Lembah Tollense di Jerman Timur Laut menjadi rumah bagi apa yang dikenal sebagai medan perang tertua di dunia: sebuah situs arkeologi yang menyimpan sisa-sisa sekitar 150 individu, yang berasal dari abad ke-13 SM.
Kini, analisis mata panah yang ditemukan di situs tersebut mengungkapkan bahwa persenjataan tersebut tidak diproduksi di daerah tersebut, yang menunjukkan bahwa konflik tersebut melibatkan orang-orang dari tempat lain di Eropa. Penelitian tim tersebut dipublikasikan hari ini di Jaman dahulu.
“Ujung panah tersebut merupakan semacam ‘bukti kuat’,” kata penulis utama penelitian tersebut, Leif Inselmann, seorang peneliti di Freie Universtät Berlin dan penulis utama studi tersebut, dalam sebuah pernyataan. Jaman dahulu “Seperti senjata pembunuh dalam misteri, mereka memberi kita petunjuk tentang pelakunya, para pejuang pertempuran Lembah Tollense, dan asal mereka.”

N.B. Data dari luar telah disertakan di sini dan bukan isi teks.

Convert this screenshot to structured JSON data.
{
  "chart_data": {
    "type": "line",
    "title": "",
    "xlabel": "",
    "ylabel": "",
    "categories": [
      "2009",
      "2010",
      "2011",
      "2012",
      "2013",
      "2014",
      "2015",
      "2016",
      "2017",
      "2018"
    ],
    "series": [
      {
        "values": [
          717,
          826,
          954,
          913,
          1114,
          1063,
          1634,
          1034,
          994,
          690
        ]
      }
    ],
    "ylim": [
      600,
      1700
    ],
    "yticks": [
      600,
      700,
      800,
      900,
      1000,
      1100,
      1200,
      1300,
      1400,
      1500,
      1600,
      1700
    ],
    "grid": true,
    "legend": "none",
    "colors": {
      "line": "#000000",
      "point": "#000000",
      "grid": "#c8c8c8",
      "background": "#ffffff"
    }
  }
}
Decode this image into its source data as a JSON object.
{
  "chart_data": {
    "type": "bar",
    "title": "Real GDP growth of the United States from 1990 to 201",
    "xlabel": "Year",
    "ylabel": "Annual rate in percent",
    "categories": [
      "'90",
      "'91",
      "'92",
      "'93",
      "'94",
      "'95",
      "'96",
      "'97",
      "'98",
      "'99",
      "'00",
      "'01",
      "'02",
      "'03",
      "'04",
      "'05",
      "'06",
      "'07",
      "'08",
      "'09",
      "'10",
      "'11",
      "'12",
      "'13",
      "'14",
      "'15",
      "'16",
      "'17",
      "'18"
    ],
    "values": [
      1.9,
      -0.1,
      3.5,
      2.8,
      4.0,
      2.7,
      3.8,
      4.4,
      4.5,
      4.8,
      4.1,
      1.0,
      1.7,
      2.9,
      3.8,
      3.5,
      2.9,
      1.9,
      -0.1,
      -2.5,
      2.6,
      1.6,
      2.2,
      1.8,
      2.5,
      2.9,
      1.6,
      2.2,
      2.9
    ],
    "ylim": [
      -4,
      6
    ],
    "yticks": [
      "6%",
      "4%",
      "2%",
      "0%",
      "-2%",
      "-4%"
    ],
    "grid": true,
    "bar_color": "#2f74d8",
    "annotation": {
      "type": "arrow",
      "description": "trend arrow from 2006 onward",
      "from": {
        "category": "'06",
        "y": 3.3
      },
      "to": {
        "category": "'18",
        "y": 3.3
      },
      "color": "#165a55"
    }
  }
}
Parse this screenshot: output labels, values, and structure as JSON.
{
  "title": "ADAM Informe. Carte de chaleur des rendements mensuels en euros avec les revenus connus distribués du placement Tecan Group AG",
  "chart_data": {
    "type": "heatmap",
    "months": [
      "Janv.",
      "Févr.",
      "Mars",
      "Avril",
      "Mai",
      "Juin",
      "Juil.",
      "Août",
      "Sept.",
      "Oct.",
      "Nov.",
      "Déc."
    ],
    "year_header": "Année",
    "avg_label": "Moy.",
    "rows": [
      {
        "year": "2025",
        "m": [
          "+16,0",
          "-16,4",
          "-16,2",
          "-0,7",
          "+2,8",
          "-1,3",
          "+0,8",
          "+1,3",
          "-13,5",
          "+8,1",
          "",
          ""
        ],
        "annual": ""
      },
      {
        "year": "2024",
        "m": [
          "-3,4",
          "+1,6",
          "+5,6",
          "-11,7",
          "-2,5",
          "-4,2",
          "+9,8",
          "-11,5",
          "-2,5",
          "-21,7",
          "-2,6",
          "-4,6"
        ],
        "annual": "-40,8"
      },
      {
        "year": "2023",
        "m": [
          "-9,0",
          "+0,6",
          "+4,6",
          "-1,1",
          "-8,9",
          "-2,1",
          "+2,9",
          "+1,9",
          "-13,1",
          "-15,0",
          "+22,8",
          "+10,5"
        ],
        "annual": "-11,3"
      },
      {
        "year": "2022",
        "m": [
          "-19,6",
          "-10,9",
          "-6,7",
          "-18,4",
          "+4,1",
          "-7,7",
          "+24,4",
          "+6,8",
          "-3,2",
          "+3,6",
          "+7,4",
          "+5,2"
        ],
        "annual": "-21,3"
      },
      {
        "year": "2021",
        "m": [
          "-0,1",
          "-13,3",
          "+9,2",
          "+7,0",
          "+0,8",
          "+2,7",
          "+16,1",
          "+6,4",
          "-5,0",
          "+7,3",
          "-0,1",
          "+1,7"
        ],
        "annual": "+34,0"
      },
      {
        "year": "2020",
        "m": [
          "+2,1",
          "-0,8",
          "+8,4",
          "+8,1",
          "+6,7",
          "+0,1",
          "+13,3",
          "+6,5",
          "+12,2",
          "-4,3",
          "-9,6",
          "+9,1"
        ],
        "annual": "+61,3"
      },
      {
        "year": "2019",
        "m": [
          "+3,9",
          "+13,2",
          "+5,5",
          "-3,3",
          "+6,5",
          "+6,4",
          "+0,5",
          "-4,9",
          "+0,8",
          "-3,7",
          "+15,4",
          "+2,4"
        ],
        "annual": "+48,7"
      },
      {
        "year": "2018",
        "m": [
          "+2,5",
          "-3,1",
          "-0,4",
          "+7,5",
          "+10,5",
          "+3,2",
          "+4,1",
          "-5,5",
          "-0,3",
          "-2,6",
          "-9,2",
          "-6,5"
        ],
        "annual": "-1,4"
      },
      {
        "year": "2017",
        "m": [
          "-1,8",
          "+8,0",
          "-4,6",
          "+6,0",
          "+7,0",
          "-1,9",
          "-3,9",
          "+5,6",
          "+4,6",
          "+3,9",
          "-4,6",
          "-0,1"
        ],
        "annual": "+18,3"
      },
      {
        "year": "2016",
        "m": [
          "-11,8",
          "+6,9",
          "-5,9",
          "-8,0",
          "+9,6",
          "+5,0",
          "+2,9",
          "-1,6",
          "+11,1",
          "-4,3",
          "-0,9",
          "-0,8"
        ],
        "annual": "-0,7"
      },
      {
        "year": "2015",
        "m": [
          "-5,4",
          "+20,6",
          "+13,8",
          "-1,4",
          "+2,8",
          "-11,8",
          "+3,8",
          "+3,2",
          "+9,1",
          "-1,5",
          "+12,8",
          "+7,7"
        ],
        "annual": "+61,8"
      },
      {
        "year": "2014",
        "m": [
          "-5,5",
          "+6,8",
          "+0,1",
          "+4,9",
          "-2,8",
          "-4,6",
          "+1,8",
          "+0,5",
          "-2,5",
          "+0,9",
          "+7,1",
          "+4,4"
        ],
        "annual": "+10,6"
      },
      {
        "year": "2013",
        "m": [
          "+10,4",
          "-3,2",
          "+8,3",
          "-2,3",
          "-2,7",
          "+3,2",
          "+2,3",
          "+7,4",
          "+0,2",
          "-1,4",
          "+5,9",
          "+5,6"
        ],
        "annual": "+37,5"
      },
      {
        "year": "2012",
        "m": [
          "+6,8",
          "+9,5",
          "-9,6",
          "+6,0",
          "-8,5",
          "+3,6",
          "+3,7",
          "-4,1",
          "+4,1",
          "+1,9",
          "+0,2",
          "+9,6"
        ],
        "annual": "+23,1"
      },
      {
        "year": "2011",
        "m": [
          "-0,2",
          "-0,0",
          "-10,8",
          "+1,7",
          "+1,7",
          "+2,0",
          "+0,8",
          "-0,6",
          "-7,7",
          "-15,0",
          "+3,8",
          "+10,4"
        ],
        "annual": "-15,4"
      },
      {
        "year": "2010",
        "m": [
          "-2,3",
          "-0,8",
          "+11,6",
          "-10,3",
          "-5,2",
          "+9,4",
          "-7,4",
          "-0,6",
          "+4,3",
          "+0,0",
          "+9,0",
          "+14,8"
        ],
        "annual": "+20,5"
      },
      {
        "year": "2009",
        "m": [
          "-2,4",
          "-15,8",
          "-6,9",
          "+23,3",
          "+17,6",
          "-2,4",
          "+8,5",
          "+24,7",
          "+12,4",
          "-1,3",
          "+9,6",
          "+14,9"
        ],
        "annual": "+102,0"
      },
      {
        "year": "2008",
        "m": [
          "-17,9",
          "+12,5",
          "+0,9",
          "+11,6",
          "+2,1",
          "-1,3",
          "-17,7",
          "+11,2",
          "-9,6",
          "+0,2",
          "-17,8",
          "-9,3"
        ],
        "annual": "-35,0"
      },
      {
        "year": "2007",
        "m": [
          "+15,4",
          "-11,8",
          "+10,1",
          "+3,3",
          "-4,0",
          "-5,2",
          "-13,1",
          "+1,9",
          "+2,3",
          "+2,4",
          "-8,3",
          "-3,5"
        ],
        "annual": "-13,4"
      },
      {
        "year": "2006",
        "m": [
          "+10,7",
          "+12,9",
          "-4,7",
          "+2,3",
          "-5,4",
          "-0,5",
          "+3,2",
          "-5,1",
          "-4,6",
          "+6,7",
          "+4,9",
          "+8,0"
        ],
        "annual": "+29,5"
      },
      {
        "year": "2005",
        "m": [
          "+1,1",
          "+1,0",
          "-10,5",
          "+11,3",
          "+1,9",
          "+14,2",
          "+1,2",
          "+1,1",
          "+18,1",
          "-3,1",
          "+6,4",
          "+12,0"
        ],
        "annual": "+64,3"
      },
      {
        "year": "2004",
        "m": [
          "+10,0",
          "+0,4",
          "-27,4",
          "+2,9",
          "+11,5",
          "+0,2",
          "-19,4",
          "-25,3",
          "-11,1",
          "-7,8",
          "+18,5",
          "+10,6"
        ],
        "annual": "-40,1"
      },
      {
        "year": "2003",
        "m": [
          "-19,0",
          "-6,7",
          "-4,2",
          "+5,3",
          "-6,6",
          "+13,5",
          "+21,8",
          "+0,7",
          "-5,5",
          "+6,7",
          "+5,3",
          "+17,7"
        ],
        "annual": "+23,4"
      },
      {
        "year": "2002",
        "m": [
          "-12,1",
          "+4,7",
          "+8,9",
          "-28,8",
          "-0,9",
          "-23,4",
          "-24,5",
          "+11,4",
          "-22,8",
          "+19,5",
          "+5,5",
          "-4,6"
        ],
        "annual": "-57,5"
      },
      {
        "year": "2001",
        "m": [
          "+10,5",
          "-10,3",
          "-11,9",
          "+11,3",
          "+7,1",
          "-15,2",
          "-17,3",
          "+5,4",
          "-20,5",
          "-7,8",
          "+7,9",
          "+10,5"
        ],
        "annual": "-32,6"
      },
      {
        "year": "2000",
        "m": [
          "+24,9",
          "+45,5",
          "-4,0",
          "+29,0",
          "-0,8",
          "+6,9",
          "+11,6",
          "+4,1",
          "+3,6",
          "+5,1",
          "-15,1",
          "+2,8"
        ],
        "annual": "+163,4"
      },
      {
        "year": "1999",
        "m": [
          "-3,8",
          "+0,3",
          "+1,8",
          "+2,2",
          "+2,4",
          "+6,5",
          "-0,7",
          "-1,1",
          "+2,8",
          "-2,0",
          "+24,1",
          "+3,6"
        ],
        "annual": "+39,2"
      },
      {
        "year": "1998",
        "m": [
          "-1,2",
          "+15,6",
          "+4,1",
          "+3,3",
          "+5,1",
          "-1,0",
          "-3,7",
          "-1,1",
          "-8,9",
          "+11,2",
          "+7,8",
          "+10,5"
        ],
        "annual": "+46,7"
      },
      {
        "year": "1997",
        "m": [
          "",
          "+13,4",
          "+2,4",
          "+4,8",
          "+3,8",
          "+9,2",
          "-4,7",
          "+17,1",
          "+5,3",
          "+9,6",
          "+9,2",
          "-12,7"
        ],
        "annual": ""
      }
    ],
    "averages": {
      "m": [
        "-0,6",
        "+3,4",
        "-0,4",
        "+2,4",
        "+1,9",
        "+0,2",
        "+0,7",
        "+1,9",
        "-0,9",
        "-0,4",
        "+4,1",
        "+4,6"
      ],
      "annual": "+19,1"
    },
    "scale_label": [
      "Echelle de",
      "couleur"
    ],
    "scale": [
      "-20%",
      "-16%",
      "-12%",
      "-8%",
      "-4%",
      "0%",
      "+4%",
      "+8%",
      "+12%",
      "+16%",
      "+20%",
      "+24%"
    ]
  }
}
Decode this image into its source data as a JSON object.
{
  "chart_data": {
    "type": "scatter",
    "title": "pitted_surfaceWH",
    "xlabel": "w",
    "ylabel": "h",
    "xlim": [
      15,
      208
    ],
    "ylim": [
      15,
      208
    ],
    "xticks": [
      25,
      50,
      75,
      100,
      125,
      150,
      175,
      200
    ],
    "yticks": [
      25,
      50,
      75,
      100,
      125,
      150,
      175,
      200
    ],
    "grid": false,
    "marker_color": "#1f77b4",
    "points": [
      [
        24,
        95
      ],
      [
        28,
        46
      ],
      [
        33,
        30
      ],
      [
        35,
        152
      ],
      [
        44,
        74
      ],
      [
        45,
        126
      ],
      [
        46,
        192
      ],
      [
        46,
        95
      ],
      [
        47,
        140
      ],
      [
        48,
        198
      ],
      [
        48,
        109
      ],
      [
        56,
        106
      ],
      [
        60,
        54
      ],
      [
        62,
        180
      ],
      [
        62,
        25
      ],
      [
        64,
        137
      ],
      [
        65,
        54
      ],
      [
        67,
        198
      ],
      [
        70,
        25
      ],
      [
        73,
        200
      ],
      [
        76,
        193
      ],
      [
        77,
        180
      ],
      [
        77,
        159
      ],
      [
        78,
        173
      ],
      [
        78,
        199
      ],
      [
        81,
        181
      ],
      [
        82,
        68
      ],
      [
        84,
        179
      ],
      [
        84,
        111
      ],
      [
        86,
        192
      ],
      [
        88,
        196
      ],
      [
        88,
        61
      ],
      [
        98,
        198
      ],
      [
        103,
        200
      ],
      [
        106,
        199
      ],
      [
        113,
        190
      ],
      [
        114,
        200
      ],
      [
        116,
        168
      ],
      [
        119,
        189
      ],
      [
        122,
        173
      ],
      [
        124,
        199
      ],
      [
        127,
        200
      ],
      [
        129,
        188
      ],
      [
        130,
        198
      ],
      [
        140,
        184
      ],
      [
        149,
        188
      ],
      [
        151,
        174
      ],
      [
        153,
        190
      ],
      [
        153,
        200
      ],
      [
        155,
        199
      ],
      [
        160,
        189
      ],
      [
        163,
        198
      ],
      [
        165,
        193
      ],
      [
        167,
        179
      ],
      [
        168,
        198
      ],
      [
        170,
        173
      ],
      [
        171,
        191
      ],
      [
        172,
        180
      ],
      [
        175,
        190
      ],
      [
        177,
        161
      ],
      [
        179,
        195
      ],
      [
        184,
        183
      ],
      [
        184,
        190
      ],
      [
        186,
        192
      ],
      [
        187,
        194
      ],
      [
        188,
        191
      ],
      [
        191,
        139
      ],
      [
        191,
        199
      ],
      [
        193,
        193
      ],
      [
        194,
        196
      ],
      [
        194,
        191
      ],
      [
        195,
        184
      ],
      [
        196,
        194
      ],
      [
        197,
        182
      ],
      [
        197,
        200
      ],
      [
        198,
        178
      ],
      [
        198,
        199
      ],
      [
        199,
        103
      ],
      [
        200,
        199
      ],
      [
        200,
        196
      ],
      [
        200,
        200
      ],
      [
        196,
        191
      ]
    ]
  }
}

Situs tersebut pertama kali diusulkan menjadi medan perang pada tahun 2011, meskipun pihak-pihak yang terlibat dalam konflik tersebut masih belum jelas. Menurut rilis tersebut, berdasarkan jumlah jenazah manusia yang tertinggal di situs tersebut, beberapa peneliti memperkirakan lebih dari 2.000 orang terlibat dalam pertempuran itu sendiri. Kini, tim terbaru telah memastikan bahwa setidaknya beberapa dari para pejuang tersebut bukanlah penduduk lokal Jerman utara.
Inselmann telah mengumpulkan hampir 5.000 mata panah dari seluruh Eropa Tengah dan menemukan bahwa berbagai jenis mata panah ditemukan di lokasi pertempuran. Mata panah tersebut terbuat dari batu api dan perunggu; meskipun mata panah batu api merupakan mata panah khas daerah tersebut, mata panah perunggu merupakan gabungan dari jenis lokal dan non-lokal. Banyak mata panah ditemukan di daerah Tollense, tetapi yang lainnya—yaitu yang memiliki dasar lurus atau belah ketupat—lebih umum dikaitkan dengan daerah yang lebih jauh ke selatan, seperti Bavaria dan Moravia.
Mata panah asing tersebut tidak ditemukan di makam-makam di daerah Tollense, yang menunjukkan bahwa mata panah dari tempat lain tidak hanya masuk ke wilayah tersebut melalui perdagangan. Tampaknya, duri-duri tersebut dibawa ke Tollense untuk tujuan konflik. Satu set sisa-sisa di situs tersebut memperjelas hal itu: tutup kepala manusia, yang ditusuk dengan mata panah perunggu.
“Konflik Lembah Tollense terjadi pada masa perubahan besar,” kata Inselmann. “Hal ini menimbulkan pertanyaan tentang pengaturan konflik yang penuh kekerasan tersebut. Apakah para prajurit Zaman Perunggu diorganisasikan sebagai koalisi suku, pengiring atau tentara bayaran dari seorang pemimpin yang karismatik ‒ semacam “panglima perang” ‒, atau bahkan tentara kerajaan awal?”
Meskipun tanda panah tidak menjelaskan pihak-pihak yang terlibat dalam konflik, tanda panah tersebut menunjukkan bahwa kekerasan berskala besar (pada saat itu) melibatkan kelompok-kelompok dari tempat yang jauh dari yang diketahui sebelumnya. Seperti yang dicatat oleh tim dalam makalah mereka, tidak ada helm dan pelindung dada yang umum pada saat itu yang ditemukan dari penggalian arkeologi di situs tersebut, jadi penggalian lebih lanjut mungkin diperlukan untuk mengungkap lebih banyak tentang para pejuang kuno di Tollense, yang jasad banyak di antaranya masih berada di situs tersebut.